In Cheney’s final weeks campaigned together Vice President Kamala Harris is calling on Republicans to put aside partisan differences to support a Democrat and reject a candidate she says poses a threat to democracy.

Following outrage over the remark, the Trump campaign on Friday issued a statement, which it later clarified, in defense of the former president.

“President Trump is 100% correct that warmongers like Liz Cheney are very quick to start wars and send other Americans to fight them instead of fighting them themselves. This is a continuation of the latest fake media outcry days before the election in an apparent attempt to intervene on behalf of Kamala Harris,” said Trump campaign spokeswoman Caroline Leavitt.

Trump said Thursday he was surprised by former Vice President Dick Cheney. also supported Harris because he pardoned Cheney’s former chief of staff, Scooter Libby, who was convicted of perjury in 2007.

“I don’t blame him for staying with his daughter, but his daughter is a very stupid person, very stupid,” Trump said.

Trump called Cheney a “stupid person” and said that when the Wyoming Republican was in House Republican leadership, “she always wanted to fight people.”

“You know, they’re all war hawks when they sit in Washington in a nice building and say… ‘Let’s send 10,000 troops straight into the jaws of the enemy,’” he said.

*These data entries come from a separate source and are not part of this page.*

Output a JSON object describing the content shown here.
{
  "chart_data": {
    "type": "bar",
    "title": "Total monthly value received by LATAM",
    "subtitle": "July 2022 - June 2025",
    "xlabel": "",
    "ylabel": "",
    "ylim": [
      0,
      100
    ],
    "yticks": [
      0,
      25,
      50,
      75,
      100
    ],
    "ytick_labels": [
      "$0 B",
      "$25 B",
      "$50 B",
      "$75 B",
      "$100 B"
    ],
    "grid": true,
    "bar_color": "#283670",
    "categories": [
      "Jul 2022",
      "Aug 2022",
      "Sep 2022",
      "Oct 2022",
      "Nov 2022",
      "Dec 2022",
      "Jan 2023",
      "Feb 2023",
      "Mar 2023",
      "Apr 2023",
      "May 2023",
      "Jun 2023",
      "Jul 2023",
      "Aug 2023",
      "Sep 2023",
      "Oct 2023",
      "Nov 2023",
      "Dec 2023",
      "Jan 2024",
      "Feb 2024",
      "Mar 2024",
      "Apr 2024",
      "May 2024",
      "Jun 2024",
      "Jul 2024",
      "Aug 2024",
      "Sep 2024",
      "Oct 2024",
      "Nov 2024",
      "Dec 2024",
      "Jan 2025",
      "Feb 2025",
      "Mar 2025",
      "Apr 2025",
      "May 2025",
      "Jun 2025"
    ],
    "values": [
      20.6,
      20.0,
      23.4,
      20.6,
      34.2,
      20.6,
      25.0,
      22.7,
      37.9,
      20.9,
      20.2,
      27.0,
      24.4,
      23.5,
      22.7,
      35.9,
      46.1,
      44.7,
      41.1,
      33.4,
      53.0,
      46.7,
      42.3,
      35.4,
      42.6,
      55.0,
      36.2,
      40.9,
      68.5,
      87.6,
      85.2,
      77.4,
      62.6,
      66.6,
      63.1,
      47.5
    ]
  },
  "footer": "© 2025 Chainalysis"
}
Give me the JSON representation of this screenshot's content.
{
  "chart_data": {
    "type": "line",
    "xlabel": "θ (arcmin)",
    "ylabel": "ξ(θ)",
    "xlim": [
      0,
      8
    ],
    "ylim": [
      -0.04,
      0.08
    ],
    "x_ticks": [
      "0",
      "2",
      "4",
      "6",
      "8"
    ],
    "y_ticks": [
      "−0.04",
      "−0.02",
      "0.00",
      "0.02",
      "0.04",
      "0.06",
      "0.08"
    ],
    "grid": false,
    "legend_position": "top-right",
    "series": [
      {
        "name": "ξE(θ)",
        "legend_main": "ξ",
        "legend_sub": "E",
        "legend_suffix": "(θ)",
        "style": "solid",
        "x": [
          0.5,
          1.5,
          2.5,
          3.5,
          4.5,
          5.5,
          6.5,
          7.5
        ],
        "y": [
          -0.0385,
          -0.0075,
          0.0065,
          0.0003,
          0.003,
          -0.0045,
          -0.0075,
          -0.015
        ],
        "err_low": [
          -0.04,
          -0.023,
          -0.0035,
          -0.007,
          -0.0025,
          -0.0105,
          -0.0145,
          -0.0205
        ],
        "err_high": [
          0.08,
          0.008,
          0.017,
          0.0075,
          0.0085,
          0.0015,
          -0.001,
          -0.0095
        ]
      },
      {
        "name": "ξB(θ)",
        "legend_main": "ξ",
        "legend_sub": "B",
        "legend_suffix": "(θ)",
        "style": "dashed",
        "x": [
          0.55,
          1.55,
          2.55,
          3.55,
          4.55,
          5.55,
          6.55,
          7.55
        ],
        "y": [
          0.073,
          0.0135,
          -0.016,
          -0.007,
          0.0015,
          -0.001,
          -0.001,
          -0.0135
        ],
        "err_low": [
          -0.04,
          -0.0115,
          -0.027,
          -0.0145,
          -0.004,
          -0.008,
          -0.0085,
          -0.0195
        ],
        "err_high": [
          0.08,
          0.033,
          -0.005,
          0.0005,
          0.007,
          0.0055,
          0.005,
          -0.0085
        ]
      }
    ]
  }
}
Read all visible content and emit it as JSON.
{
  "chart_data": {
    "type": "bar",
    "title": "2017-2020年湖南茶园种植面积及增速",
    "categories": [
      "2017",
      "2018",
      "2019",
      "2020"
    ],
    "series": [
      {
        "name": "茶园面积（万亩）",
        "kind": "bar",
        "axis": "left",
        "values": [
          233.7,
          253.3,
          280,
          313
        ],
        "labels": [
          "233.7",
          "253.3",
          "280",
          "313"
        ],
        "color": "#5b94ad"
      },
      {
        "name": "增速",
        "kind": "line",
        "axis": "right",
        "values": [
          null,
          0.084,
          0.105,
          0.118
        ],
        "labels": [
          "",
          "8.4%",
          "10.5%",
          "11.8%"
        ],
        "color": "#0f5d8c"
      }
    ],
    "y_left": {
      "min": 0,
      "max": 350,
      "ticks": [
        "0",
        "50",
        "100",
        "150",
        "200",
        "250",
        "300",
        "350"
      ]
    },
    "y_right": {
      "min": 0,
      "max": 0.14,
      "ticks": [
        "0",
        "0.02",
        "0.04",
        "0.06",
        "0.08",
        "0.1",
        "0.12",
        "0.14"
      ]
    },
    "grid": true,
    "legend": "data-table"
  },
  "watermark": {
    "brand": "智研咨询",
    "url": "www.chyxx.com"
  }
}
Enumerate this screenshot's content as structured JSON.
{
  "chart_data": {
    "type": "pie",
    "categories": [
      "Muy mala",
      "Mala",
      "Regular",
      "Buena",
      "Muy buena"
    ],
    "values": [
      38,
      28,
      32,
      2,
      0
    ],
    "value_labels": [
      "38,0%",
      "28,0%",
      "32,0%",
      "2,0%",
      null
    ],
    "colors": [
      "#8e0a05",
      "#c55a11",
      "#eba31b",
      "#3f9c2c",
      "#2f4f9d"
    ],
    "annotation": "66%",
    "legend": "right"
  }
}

The office of former President George W. Bush, in whose administration Dick Cheney served as vice president and Liz Cheney worked at the State Department, declined to comment on Trump’s remarks.

Long history of violent rhetoric

Trump’s use of violent language dates back to his first presidential campaign in 2015 and 2016, when he suggested one critic deserved a “beating” and said he wanted to punch another in the face.

Former Defense Secretary Mark Esper wrote in his memoirs that while in office, Trump raised the idea of ​​shooting protesters who took to the streets around the White House after the killing of George Floyd in 2020.

“Can’t you just shoot them? Just shoot them in the legs or something? According to Esper, Trump asked.

He began his bid for the 2024 Republican nomination by telling the Conservative Political Action Conference, “I am your nemesis.” Days later, he told a rally in Waco, Texas, that the 2024 election would be the “final battle.”

And throughout his campaign, he referred to those convicted for their actions during the Capitol riot as “hostages.”

Harris pointed to Trump’s actions and rhetoric, including the speech she gave this week from the Ellipse in Washington, the same site where Trump gave his speech on January 6, 2021 – as she tries to attract independents and moderate Republicans.

“Donald Trump intends to use the US military against American citizens who simply do not agree with him. He calls people “enemies from within.” This is not a presidential candidate who thinks about how to make your life better,” Harris said in a speech Tuesday night. “He is an unstable man, obsessed with revenge, consumed by resentment and seeking uncontrollable power.”

This story has been updated with additional details.

CNN’s Jamie Gangel, Kristen Holmes and Kate Sullivan contributed to this report.